Armbrust, M., Fox, A., Griffith, R., Joseph, A. D., Katz, R., Konwinski, A., ... & Zaharia, M. (2010). A view of cloud computing. Communications of the ACM, 53(4), 50-58.
Chen, D., & Zhao, H. (2012, March). Data security and privacy protection issues in cloud computing. In Computer Science and Electronics Engineering (ICCSEE), 2012 International Conference on (Vol. 1, pp. 647-651). IEEE.
Dillon, T., Wu, C., & Chang, E. (2010, April). Cloud computing: issues and challenges. In Advanced Information Networking and Applications (AINA), 2010 24th IEEE International Conference on (pp. 27-33). Ieee.
Jadeja, Y., & Modi, K. (2012, March). Cloud computing-concepts, architecture and challenges. In Computing, Electronics and Electrical Technologies (ICCEET), 2012 International Conference on (pp. 877-880). IEEE.
Krutz, R. L., & Vines, R. D. (2010). Cloud security: A comprehensive guide to secure cloud computing. Wiley Publishing.
Li, Q., Wang, Z. Y., Li, W. H., Li, J., Wang, C., & Du, R. Y. (2013). Applications integration in a hybrid cloud computing environment: Modelling and platform. Enterprise Information Systems, 7(3), 237-271.

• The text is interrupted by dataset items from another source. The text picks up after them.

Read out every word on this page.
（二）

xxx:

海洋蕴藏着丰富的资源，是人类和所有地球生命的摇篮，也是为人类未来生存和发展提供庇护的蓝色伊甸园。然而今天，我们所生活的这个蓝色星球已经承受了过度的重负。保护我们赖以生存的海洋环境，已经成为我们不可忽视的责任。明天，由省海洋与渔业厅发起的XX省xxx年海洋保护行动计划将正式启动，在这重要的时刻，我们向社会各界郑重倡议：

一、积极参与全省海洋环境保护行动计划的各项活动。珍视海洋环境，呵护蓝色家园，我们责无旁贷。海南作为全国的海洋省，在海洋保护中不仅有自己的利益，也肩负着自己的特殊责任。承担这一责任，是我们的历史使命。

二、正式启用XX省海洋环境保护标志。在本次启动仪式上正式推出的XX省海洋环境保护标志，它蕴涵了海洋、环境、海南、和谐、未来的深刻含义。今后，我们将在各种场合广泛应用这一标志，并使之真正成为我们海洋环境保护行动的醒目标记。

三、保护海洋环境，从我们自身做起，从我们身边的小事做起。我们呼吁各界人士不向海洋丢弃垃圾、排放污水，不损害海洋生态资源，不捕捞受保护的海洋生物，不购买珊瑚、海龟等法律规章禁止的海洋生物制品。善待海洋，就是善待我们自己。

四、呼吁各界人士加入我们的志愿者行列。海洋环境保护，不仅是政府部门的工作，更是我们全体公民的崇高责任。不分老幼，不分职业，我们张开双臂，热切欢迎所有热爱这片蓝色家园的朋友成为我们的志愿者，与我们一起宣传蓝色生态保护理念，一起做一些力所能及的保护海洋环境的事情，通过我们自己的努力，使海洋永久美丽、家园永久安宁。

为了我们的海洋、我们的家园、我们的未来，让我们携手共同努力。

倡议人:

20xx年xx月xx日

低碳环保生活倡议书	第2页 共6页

Li, Q., Wang, Z. Y., Li, W. H., Li, J., Wang, C., & Du, R. Y. (2013). Applications integration in a hybrid cloud computing environment: Modelling and platform. Enterprise Information Systems, 7(3), 237-271.
Subashini, S., & Kavitha, V. (2011). A survey on security issues in service delivery models of cloud computing. Journal of network and computer applications, 34(1), 1-11.
Zhang, Q., Cheng, L., & Boutaba, R. (2010). Cloud computing: state-of-the-art and research challenges. Journal of internet services and applications, 1(1), 7-18.